Research Group
in Analytic Philosophy

Three Forms of Skepticism about Self-Experience, One Alternative?

Date: 03 May 2022

Time: 15:00

Place: Aula 20.233, Departament d'Humanitats, Universitat Pompeu Fabra (Campus Ciutadella) (c/Ramon Trias Fargas 25-27, Barcelona)

Abstract

The nature of selfhood or the self is among those topics that never lose the potential to instigate deep and lasting philosophical controversies. As a perennial topos, it remains one of the most discussed subjects even in current debates – without being tied to a certain philosophical paradigm or tradition. How should we talk about selfhood? How should we even start to define or determine what selfhood is? Associated with these basic questions is a set of further issues, which are no less controversial: Can experience tell us what selfhood is? And how can we investigate self-experience without having a pre-established notion of selfhood that tells us what qualifies as self-experience to begin with? In my talk, I shed light on these questions by focusing on skepticism about self-experience. In order to get a better grip on what it can mean to be skeptical about self-experience, I distinguish three forms of denying that self-experience is informative with regard to the nature of selfhood in a relevant sense: denying that we enjoy self-experience at all, denying that self-experience is anything more than mere appearance, denying that self-experience tells us anything beyond the fact that selfhood is real. Having identified these three forms of skepticism about self-experience, I explore which alternative views about self-experience remain an option. Prima facie it might seem that avoiding all three forms of skepticism must result in a type of Cartesianism.
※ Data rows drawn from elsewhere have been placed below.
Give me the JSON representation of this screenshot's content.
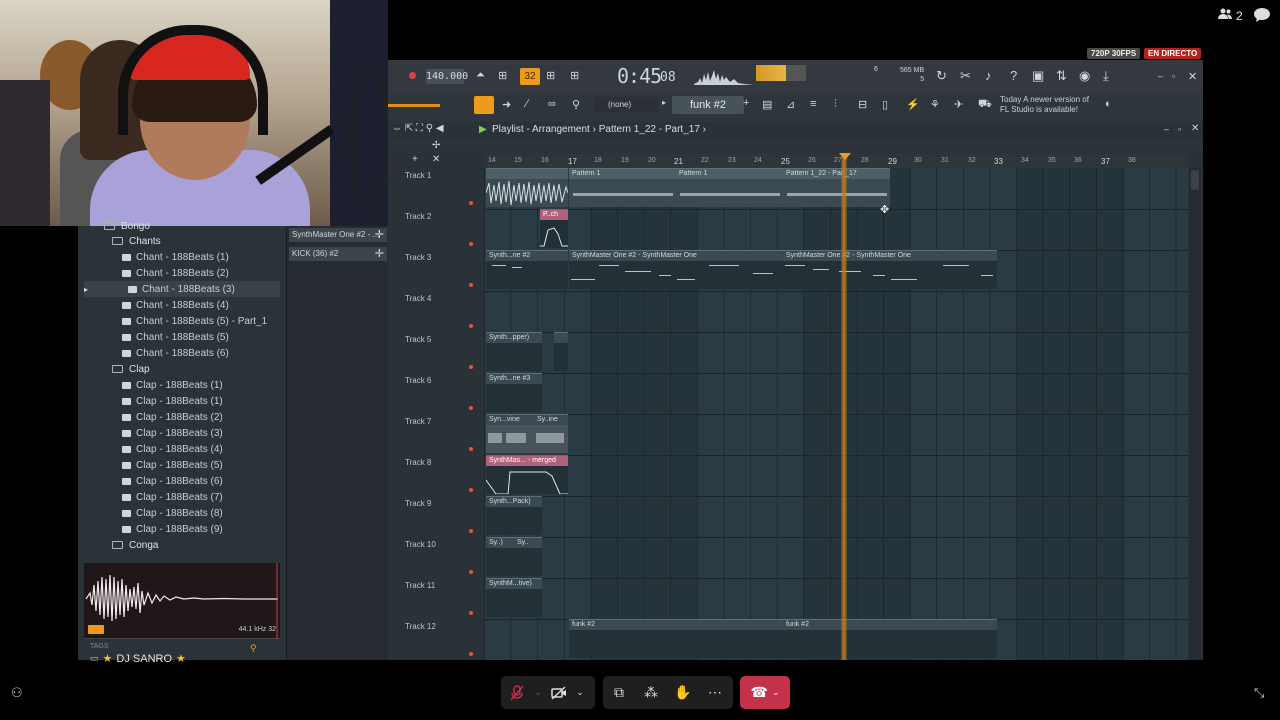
{
  "call": {
    "participant_count": "2",
    "quality_badge": "720P 30FPS",
    "live_badge": "EN DIRECTO",
    "presenter_name": "DJ SANRO"
  },
  "browser": {
    "items": [
      {
        "label": "Bongo",
        "type": "folder"
      },
      {
        "label": "Chants",
        "type": "folder"
      },
      {
        "label": "Chant - 188Beats (1)",
        "type": "file"
      },
      {
        "label": "Chant - 188Beats (2)",
        "type": "file"
      },
      {
        "label": "Chant - 188Beats (3)",
        "type": "file",
        "selected": true
      },
      {
        "label": "Chant - 188Beats (4)",
        "type": "file"
      },
      {
        "label": "Chant - 188Beats (5) - Part_1",
        "type": "file"
      },
      {
        "label": "Chant - 188Beats (5)",
        "type": "file"
      },
      {
        "label": "Chant - 188Beats (6)",
        "type": "file"
      },
      {
        "label": "Clap",
        "type": "folder"
      },
      {
        "label": "Clap - 188Beats (1)",
        "type": "file"
      },
      {
        "label": "Clap - 188Beats (1)",
        "type": "file"
      },
      {
        "label": "Clap - 188Beats (2)",
        "type": "file"
      },
      {
        "label": "Clap - 188Beats (3)",
        "type": "file"
      },
      {
        "label": "Clap - 188Beats (4)",
        "type": "file"
      },
      {
        "label": "Clap - 188Beats (5)",
        "type": "file"
      },
      {
        "label": "Clap - 188Beats (6)",
        "type": "file"
      },
      {
        "label": "Clap - 188Beats (7)",
        "type": "file"
      },
      {
        "label": "Clap - 188Beats (8)",
        "type": "file"
      },
      {
        "label": "Clap - 188Beats (9)",
        "type": "file"
      },
      {
        "label": "Conga",
        "type": "folder"
      }
    ],
    "tags_label": "TAGS",
    "sample_rate": "44.1 kHz 32"
  },
  "channels": [
    {
      "label": "SynthMaster One #2 - ..."
    },
    {
      "label": "KICK (36) #2"
    }
  ],
  "transport": {
    "tempo": "140.000",
    "time_main": "0:45",
    "time_sub": "08",
    "pattern_step": "32",
    "mem": "565 MB",
    "mem_sub": "5",
    "cpu": "6",
    "none_selector": "(none)",
    "pattern": "funk #2",
    "news_line1": "Today  A newer version of",
    "news_line2": "FL Studio is available!"
  },
  "playlist": {
    "title": "Playlist - Arrangement",
    "breadcrumb": "Pattern 1_22 - Part_17",
    "ruler": [
      "14",
      "15",
      "16",
      "17",
      "18",
      "19",
      "20",
      "21",
      "22",
      "23",
      "24",
      "25",
      "26",
      "27",
      "28",
      "29",
      "30",
      "31",
      "32",
      "33",
      "34",
      "35",
      "36",
      "37",
      "38"
    ],
    "tracks": [
      "Track 1",
      "Track 2",
      "Track 3",
      "Track 4",
      "Track 5",
      "Track 6",
      "Track 7",
      "Track 8",
      "Track 9",
      "Track 10",
      "Track 11",
      "Track 12"
    ],
    "clips": {
      "t1_a": "",
      "t1_b": "Pattern 1",
      "t1_c": "Pattern 1",
      "t1_d": "Pattern 1_22 - Part_17",
      "t2_a": "P..ch",
      "t3_a": "Synth...ne #2",
      "t3_b": "SynthMaster One #2 - SynthMaster One",
      "t3_c": "SynthMaster One #2 - SynthMaster One",
      "t5_a": "Synth...pper)",
      "t6_a": "Synth...ne #3",
      "t7_a": "Syn...vine",
      "t7_b": "Sy..ine",
      "t8_a": "SynthMas... - merged",
      "t9_a": "Synth...Pack)",
      "t10_a": "Sy..)",
      "t10_b": "Sy..",
      "t11_a": "SynthM...tive)",
      "t12_a": "funk #2",
      "t12_b": "funk #2"
    }
  },
  "colors": {
    "accent": "#f09a1c",
    "hangup": "#c4314b",
    "live": "#b7211d"
  }
}
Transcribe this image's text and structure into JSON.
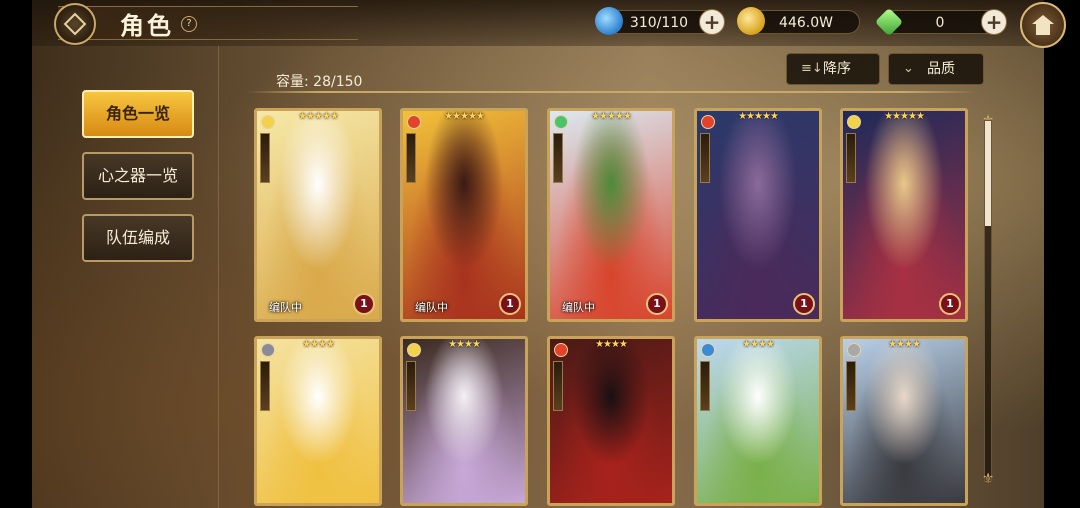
{
  "header": {
    "title": "角色",
    "help_glyph": "?"
  },
  "resources": [
    {
      "name": "stamina",
      "icon": "water-drop-icon",
      "value": "310/110"
    },
    {
      "name": "gold",
      "icon": "gold-coin-icon",
      "value": "446.0W"
    },
    {
      "name": "gem",
      "icon": "green-crystal-icon",
      "value": "0"
    }
  ],
  "plus_glyph": "+",
  "sidebar": {
    "items": [
      {
        "label": "角色一览",
        "active": true
      },
      {
        "label": "心之器一览",
        "active": false
      },
      {
        "label": "队伍编成",
        "active": false
      }
    ]
  },
  "capacity": "容量: 28/150",
  "sort": {
    "order_label": "降序",
    "order_glyph": "≡↓",
    "filter_label": "品质",
    "filter_glyph": "⌄"
  },
  "cards": [
    {
      "stars": "★★★★★",
      "element": "light",
      "element_color": "#f2d24a",
      "in_team": "编队中",
      "level": "1",
      "colors": [
        "#f6e8a8",
        "#d9a94a",
        "#ffffff"
      ]
    },
    {
      "stars": "★★★★★",
      "element": "fire",
      "element_color": "#e2432a",
      "in_team": "编队中",
      "level": "1",
      "colors": [
        "#f2c23a",
        "#a8321e",
        "#3a1a14"
      ]
    },
    {
      "stars": "★★★★★",
      "element": "wind",
      "element_color": "#4ac46a",
      "in_team": "编队中",
      "level": "1",
      "colors": [
        "#dbe9f2",
        "#d8442c",
        "#4e8a3a"
      ]
    },
    {
      "stars": "★★★★★",
      "element": "fire",
      "element_color": "#e2432a",
      "in_team": "",
      "level": "1",
      "colors": [
        "#2a3a6a",
        "#4a2a5a",
        "#8a6a9a"
      ]
    },
    {
      "stars": "★★★★★",
      "element": "light",
      "element_color": "#f2d24a",
      "in_team": "",
      "level": "1",
      "colors": [
        "#1e2a5a",
        "#a83042",
        "#e8c88a"
      ]
    },
    {
      "stars": "★★★★",
      "element": "dark",
      "element_color": "#8a8a9a",
      "in_team": "",
      "level": "",
      "colors": [
        "#f4e2a0",
        "#f0c040",
        "#ffffff"
      ]
    },
    {
      "stars": "★★★★",
      "element": "light",
      "element_color": "#f2d24a",
      "in_team": "",
      "level": "",
      "colors": [
        "#3a2a20",
        "#c8a8d8",
        "#f4f0f4"
      ]
    },
    {
      "stars": "★★★★",
      "element": "fire",
      "element_color": "#e2432a",
      "in_team": "",
      "level": "",
      "colors": [
        "#4a1a16",
        "#a8221c",
        "#1a1012"
      ]
    },
    {
      "stars": "★★★★",
      "element": "water",
      "element_color": "#3a8ad8",
      "in_team": "",
      "level": "",
      "colors": [
        "#bcd8f0",
        "#7ab04a",
        "#ffffff"
      ]
    },
    {
      "stars": "★★★★",
      "element": "earth",
      "element_color": "#a8a8a8",
      "in_team": "",
      "level": "",
      "colors": [
        "#b8d0e8",
        "#3a3a40",
        "#e8d8c8"
      ]
    }
  ]
}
I suggest instead that Cartesianism is only one type or manifestation of a more general line of thinking which I introduce as self-experientialism. After presenting some other non-Cartesian formulations of self-experientialism, I argue that all versions of both, skepticism about self-experience and self-experientialism, are confronted with important challenges. Finally, I close with some suggestions as to how to proceed from here onwards.